Persis frowned, an expression she rarely indulged in outside of missions. If what he was saying was true, he could be holding in his hands the key to helping her mother. To helping her. If what he was saying was true, then Justen Helo was no ordinary refugee. He wasn’t even a simple celebrity refugee. He was a spy, with the potential to save even more people than the Wild Poppy.
Even if he didn’t know it yet.
WHEN JUSTEN HAD FIRST set off for Albion, his grandmother’s oblets concealed in his pockets, he knew he’d have to share the secrets to be found within. With Princess Isla perhaps, or more than likely, one of her science advisers. If he hoped to be put to work in the research labs of Albion, he’d certainly be forced to tell the scientists there what he was working on.
But he hadn’t expected the first person he’d confide in would be an empty-headed aristo he was supposed to be having a relationship with. Then again, he was no longer entirely sure that Persis Blake was empty-headed. Shallow, sure, and woefully ignorant about every weighty topic affecting both her nation and his own—but she wasn’t an idiot. She knew her way around the court. She knew where her loyalties lay. And despite the ridiculous head-in-the-sand approach her family seemed to be taking to Lady Heloise’s illness, she wasn’t stupid about DAR, either.
There was an unmistakable hunger in the way Persis had asked him for information. It made sense, especially if her family was just trying to ignore the problem, as if that would make it go away. Persis might be flighty, but she was no fool. Her mother was sick, and Persis wanted to do anything possible to help her.
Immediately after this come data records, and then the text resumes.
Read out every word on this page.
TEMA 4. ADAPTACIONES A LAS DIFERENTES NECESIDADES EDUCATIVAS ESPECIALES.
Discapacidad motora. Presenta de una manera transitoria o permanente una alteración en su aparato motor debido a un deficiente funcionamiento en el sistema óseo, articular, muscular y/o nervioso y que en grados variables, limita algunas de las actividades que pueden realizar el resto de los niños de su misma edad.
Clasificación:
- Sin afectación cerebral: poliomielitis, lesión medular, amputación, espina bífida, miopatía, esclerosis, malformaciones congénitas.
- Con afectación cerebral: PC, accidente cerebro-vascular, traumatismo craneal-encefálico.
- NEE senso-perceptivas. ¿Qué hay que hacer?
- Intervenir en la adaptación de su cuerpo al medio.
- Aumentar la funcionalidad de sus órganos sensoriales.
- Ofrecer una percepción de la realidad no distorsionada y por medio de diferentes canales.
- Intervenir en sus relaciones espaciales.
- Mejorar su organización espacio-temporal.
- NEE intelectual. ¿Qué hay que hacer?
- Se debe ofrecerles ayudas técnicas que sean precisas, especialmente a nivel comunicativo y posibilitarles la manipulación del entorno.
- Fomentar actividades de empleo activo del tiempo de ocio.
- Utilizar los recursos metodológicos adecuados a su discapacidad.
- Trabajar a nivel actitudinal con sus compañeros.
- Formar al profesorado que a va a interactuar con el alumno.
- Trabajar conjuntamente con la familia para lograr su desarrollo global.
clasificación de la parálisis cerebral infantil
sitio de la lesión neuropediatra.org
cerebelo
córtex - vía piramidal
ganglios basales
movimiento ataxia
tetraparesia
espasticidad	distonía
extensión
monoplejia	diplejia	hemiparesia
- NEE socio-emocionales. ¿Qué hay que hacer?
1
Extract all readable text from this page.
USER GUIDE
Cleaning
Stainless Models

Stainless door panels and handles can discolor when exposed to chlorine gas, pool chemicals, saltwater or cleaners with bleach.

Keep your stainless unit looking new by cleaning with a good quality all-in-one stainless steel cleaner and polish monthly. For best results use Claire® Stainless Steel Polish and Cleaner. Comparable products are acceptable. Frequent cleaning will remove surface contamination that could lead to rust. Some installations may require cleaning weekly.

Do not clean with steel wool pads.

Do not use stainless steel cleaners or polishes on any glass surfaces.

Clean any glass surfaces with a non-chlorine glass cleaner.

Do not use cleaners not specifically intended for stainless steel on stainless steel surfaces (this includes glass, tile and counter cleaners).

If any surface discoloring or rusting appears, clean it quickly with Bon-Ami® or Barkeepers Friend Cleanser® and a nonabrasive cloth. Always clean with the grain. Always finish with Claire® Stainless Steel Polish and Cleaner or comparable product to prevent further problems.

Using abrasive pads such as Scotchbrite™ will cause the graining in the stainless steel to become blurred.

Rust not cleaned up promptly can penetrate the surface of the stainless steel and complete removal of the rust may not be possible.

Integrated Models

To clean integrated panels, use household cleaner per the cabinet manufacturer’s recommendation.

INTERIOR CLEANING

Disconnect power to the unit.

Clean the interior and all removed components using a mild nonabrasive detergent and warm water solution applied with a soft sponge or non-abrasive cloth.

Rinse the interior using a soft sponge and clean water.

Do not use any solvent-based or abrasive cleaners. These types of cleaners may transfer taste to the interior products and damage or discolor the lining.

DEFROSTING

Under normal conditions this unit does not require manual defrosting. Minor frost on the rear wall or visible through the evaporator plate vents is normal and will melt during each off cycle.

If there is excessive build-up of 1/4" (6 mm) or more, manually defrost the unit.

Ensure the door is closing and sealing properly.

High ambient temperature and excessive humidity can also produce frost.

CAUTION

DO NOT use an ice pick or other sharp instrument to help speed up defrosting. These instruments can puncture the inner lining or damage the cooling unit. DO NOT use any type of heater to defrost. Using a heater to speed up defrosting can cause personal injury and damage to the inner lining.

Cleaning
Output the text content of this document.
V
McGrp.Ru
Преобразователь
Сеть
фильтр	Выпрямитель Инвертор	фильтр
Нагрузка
Which meant she might help him as well.
And he had a lot less to fear from Persis than he might from actual scientists. Actual scientists who might start reading more into the research than she would, who would start putting two and two together and figuring out the real reason he’d been forced to flee Galatea. Justen still hadn’t quite worked out what would happen if the Albians figured that part out.
He was even afraid to face it himself.
“You really think the information in here will help?” she asked now, still examining the oblets.
He nodded. “I do. I think my grandmother was close to a breakthrough when she died. And we’ve collected so much more data in the last two generations about DAR.”
But Persis looked skeptical. “If she was so close, then why wasn’t anyone in Galatea able to solve the problem before now?” She shook her head, a furrow appearing on her brow. “I mean, I’m sure you’re very smart, Justen, but there are other scientists in your country who have been treating DAR for decades.”
“Until the revolution,” said Justen, “no one had access to these oblets. They were kept under lock and key by the royal house of Galatea.”